I found some slides online with a similar example, so will use that to ask the question.
slide location: https://web.mit.edu/rpindyck/www/Course ... Slides.pdf
My confusion stems from the calculation of the asset value in the last slide attached - "Analogy to financial options ". In all the slides, please note the time index used for summation.
First two slides - make sense to me.
The summation starts at t=0 for the standard NPV rule and, as expected, at t=1 for the "waiting value".
However, in the following slide, I'm not sure why the time index includes 0 for a value that's being calculated "next year" (or at time t=1; shouldn't the indexing start at t=1)?
1) Why does the value labeled as V1 (meaning calc. at time t=1) include the price from time t = 0?

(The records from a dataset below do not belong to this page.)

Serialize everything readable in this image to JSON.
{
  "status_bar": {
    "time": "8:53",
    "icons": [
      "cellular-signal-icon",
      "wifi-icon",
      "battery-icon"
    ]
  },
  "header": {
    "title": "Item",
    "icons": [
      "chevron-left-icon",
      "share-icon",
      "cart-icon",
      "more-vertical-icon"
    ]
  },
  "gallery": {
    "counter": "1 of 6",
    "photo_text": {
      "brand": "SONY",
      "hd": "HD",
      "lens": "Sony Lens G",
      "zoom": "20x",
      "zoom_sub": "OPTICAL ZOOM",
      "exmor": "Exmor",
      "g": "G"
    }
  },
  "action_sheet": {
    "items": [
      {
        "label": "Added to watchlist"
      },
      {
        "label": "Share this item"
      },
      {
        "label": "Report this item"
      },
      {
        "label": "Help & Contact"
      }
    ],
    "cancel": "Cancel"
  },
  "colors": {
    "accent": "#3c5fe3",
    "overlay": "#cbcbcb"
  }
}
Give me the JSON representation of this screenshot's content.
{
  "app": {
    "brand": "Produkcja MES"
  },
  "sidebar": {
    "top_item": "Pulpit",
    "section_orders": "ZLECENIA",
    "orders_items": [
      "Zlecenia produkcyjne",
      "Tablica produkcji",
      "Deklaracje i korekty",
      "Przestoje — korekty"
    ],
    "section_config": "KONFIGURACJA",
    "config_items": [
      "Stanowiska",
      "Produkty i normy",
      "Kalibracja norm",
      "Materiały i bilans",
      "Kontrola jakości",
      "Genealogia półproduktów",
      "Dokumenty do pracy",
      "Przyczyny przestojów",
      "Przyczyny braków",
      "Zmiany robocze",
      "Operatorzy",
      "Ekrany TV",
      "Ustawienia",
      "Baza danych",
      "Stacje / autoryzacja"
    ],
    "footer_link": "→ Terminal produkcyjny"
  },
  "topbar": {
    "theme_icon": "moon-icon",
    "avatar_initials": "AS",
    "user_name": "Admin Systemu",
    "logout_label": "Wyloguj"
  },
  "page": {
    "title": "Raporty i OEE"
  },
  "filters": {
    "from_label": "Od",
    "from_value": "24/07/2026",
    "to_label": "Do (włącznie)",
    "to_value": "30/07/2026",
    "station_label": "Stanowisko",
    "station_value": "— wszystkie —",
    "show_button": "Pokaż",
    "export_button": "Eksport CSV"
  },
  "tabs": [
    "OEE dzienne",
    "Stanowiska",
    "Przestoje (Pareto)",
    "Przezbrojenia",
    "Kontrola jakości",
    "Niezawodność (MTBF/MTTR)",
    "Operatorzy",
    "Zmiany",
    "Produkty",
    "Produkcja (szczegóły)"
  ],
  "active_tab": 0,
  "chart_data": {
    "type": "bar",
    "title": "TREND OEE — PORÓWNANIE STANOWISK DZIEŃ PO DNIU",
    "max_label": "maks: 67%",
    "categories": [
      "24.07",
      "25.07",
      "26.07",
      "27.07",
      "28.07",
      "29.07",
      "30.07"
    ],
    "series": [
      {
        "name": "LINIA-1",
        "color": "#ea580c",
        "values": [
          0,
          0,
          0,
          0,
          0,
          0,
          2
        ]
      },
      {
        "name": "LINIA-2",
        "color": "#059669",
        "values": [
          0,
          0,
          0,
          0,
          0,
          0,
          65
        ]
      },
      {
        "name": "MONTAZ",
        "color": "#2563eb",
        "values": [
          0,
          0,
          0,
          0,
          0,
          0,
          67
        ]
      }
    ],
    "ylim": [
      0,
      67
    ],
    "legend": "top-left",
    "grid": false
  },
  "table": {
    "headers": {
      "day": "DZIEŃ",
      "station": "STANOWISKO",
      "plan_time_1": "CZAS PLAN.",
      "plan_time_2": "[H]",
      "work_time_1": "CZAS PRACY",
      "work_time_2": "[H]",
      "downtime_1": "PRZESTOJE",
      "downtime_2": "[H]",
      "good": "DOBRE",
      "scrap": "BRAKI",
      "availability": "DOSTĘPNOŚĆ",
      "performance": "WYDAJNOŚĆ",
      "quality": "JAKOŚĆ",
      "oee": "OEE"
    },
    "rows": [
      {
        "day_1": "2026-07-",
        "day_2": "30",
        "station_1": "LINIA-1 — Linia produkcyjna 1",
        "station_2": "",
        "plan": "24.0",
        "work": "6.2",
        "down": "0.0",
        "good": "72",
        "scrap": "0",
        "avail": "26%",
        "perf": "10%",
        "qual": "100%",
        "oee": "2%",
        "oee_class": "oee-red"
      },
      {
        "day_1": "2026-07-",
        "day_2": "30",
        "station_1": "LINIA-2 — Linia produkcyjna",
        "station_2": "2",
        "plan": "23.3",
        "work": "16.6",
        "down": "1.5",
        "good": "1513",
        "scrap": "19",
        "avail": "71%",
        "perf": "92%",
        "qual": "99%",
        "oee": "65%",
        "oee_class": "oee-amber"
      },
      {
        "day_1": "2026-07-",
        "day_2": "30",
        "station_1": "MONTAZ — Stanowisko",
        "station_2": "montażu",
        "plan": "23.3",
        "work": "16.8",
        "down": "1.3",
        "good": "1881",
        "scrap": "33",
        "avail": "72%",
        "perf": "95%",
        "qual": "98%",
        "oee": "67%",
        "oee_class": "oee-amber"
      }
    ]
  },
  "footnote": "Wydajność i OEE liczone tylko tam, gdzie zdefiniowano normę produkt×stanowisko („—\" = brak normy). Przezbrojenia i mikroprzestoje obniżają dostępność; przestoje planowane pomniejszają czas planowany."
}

2) Why is the price at time t=0 not the original 100 (refer to the price tree from the first slide)?
My suspicion is that the author means that the entire price tree itself shifts so that "time 0 next year" starts with a price of 150. In that case...V1 doesn't literally refer to the time index....it just means value in year 1 when the entire price profile for time [0, infinity] = 150 (or 50).....but I'm not completely sure.
Would appreciate some guidance, particularly from folks who are familiar with the book. Thanks!